Michael Szonyi: We can work with experts in various fields, in corporate sector, tech sector, help them better understand the situation in China. At this moment, our most important role is to persuade government that students seeking knowledge is a good thing. Whatever happens to the US-China relations knowing more about China is good for America and knowing more about America is good for China. Second role we play is as neutral, scientific and objective observers of the other society. I think this applies to both sides. When American scholars talk about China, they do so not on behalf of the government. They do so based on their scholarship, based on what they think is right. I think this really needs to be understood on both sides. It worries me a great deal right now that we faced in the academic community like Fairbank center and many other Chinese studies centers around America. Many people in China feel we represent American government' interests. What makes this especially difficult is now many people in the US think we have been influenced or penetrated by the Chinese government, so what we are doing is actually representing Chinese views.
Sha Hanting: As we all know, US-China relations are at a critical moment now. This year, the US rejected hundreds of Chinese students' visa, including incoming Harvard students. What is your opinion about this?
Michael Szonyi: We are at a very critical moment for education in both countries. Educational exchanges have been disrupted on both sides that China is primarily because of its ways responding to Covid, the US for the security reasons. It is obviotthat the US needs to do a better job of managing intellectual property and sensitive technologies. To me it is also obvious they are doing it the wrong way right now. Targeting Chinese visitors because they're Chinese, because of their connection to the communist party, because of their past experience, that's the wrong way to do it.

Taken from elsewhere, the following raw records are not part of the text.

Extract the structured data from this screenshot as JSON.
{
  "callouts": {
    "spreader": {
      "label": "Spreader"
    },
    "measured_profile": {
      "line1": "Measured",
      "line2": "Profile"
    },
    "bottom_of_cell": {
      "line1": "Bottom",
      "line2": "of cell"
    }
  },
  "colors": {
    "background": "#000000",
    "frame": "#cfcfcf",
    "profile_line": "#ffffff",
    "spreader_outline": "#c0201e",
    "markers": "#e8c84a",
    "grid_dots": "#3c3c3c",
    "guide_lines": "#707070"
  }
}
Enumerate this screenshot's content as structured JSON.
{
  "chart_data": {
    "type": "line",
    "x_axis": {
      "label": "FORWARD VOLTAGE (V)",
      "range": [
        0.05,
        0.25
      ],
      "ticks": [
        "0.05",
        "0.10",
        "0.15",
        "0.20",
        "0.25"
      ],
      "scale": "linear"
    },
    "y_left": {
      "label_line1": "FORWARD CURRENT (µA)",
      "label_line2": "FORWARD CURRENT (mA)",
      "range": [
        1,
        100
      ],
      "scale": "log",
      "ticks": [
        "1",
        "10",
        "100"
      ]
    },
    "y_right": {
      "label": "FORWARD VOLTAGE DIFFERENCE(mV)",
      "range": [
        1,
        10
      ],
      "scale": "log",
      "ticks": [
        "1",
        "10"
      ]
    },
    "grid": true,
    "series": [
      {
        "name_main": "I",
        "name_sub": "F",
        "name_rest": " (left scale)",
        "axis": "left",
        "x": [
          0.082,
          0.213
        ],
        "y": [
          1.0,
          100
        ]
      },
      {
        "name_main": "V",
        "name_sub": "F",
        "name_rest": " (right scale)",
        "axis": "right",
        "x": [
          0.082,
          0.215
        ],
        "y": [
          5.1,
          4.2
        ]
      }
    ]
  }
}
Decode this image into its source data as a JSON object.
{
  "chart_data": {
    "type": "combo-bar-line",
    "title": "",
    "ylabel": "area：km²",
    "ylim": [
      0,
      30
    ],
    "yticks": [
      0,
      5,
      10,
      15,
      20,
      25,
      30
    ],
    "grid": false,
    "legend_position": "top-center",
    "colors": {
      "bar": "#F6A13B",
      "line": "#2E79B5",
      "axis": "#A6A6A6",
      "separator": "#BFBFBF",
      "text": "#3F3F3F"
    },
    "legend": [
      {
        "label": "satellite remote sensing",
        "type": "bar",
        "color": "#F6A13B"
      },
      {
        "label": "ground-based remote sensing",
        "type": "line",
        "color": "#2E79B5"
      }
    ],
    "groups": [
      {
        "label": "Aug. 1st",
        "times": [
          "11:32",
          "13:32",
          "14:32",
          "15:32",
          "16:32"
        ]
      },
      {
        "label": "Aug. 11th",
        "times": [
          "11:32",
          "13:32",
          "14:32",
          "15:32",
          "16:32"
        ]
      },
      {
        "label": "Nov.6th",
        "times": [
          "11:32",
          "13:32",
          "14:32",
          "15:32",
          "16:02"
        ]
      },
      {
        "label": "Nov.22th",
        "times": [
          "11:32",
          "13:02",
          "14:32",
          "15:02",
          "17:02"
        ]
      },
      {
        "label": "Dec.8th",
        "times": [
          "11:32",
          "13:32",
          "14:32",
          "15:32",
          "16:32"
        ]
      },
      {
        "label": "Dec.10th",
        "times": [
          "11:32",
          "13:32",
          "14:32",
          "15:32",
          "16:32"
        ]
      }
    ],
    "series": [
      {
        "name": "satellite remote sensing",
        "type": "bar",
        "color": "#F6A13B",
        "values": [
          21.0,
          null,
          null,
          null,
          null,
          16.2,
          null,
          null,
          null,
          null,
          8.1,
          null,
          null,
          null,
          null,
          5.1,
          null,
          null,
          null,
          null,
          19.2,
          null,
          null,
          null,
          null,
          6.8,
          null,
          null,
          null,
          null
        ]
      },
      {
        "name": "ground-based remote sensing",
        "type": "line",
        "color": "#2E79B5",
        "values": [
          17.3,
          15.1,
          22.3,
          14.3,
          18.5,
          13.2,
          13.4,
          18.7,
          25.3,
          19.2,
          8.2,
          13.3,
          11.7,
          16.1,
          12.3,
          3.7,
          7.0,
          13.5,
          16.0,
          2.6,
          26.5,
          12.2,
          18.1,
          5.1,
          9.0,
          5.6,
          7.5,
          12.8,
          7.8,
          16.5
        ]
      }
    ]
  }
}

We want relations between our two countries to improve. We have common interets in climate change andeconomic prosperity for all. We have to figure out ways to improve the relationship and I believe education certainly has a role to play.
Biography
Michael Szonyi is Director of the Fairbank Center for Chinese Studies and Frank Wen-Hsiung Wu Memorial Professor of Chinese History at Harvard University. He is a social historian of late imperial and modern China who studies local society in southeast China using a combination of traditional textual sources and ethnographic-style fieldwork. He has written, translated or edited seven books, including The Art of Being Governed: Everyday Politics in Late Imperial China (2017); A Companion to Chinese History (2017), Cold War Island: Quemoy on the Front Line (2008; Chinese edition 2016) and Practicing Kinship (2002). He is also co-editor, with Jennifer Rudolph, of The China Questions: Critical Insights on a Rising Power (2018).
Szonyi received his BA from the University of Toronto and his D.Phil from Oxford University, where he was a Rhodes Scholar. He has also studied at Taiwan University and Xiamen University. Prior to coming to Harvard in 2005, Prof. Szonyi taught at McGill University and University of Toronto.